Keterpaduan antarketerampilan berbahasa



Keterpaduan antarketerampilan berbahasa (keterpaduan dalam ;bidang studi bahasa) terjadi dalam berbagai cara. Ada berbagai pendekatan yang disarankan oleh busching dan Schwartz antara lain model pertukaran komunikasi dan model pemecahan masalah pribadi. Masing-masing pendekatan memberikan kesempatan belajar bahasa yang tidak sama kepada anak-anak, dan semua memiliki keuntungan dalam penerapan kurikulum terpadu.
1.     Model Pertukaran Komunikasi
        Banyak kegiatan yang berupa percakapan secara semerta (spontan) dengan saling memberikan informasi. Misalnya dalam bermain “berjualan”, anak dengan sendirinya akan melakukan pertukaran komunikasi berupa menawarkan, menawar, mempengaruhi, menyetujui, dan sebagainya.
2.     Model Pemecahan Masalah Pribadi
        Anak – anak sering merasa tidak tenang karena masalah yang di hadapi, misalnya: kehilangan pensil , penggaris dan sebagainya. Guru dapat mengadakan diskusi tidak resmi untuk mengatasi masalah tersebut. Pembelajaran dimulai dengan diskusi kelompok dimana tugas tiap kelompok adalah memberikan gagasan tentang bagaimana terjadinya kehilangan barang tersebut. Selanjutnya setiap kelompok menuliskan hasil diskusi , kemudian wakilo setiap kelompok melaporkan hasil diskusinya di depan kelas.

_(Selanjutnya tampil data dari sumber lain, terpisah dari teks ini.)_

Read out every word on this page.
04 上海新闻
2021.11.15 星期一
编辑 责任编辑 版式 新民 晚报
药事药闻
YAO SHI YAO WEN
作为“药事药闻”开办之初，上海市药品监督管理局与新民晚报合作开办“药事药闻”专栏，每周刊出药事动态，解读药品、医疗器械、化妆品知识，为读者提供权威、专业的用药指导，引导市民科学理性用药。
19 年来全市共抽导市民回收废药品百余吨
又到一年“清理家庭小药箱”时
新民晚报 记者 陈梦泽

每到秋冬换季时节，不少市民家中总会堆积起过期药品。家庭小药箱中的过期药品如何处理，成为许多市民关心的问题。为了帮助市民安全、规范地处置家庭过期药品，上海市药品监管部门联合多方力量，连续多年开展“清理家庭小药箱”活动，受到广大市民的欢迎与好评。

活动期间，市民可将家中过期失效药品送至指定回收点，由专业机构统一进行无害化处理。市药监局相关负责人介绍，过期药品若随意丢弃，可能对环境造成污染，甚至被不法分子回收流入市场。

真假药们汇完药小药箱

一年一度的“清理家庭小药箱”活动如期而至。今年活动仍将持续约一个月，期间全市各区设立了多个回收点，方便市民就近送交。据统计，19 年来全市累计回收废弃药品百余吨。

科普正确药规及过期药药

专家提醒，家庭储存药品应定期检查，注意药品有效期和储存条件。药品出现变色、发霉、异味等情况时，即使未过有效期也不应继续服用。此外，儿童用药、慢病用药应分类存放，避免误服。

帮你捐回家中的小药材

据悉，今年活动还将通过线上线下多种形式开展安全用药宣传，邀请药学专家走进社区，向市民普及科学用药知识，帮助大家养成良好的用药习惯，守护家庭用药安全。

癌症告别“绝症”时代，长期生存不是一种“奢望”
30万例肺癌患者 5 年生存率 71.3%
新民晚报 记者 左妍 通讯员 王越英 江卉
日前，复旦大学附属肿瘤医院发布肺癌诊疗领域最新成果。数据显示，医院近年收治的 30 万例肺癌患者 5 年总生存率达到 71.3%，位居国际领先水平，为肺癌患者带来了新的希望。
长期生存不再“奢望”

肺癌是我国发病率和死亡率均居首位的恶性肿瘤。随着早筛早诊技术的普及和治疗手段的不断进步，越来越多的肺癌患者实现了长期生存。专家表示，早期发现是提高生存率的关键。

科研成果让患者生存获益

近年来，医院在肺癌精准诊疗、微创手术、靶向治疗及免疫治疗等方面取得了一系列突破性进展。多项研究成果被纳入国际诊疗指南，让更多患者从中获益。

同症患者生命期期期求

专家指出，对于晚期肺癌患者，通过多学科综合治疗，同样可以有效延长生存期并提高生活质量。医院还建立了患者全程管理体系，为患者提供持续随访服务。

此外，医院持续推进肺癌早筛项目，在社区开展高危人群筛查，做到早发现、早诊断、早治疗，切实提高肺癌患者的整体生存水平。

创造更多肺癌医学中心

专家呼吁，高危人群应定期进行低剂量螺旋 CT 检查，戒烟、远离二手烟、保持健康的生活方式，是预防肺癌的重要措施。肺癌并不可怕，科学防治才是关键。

Adapun keunggulan model pemecahan masalah pribadi sebagai berikut:
1. Melatih siswa untuk bersosialisasi dalam mendiskusikan masalah .
2. Memecahkan masalah yang dihadapi secara realistis
3. Mengidentifikasi dan melakukan penyelidikan.
4. Menafsirkan dan mengevaluasi hasil pengamatan.
5. Merangsang perkembangan kemajuan berfikir siswa untuk menyelesaikan masalah yang dihadapi dengan tepat
Adapun kelemahannya adalah:
Jika ada siswa yang malas untuk berpikir, dia hanya akan ikut pendapat dari teman-temannya tanpa berpikir panjang mengenai masalah yang tengah di sugukan.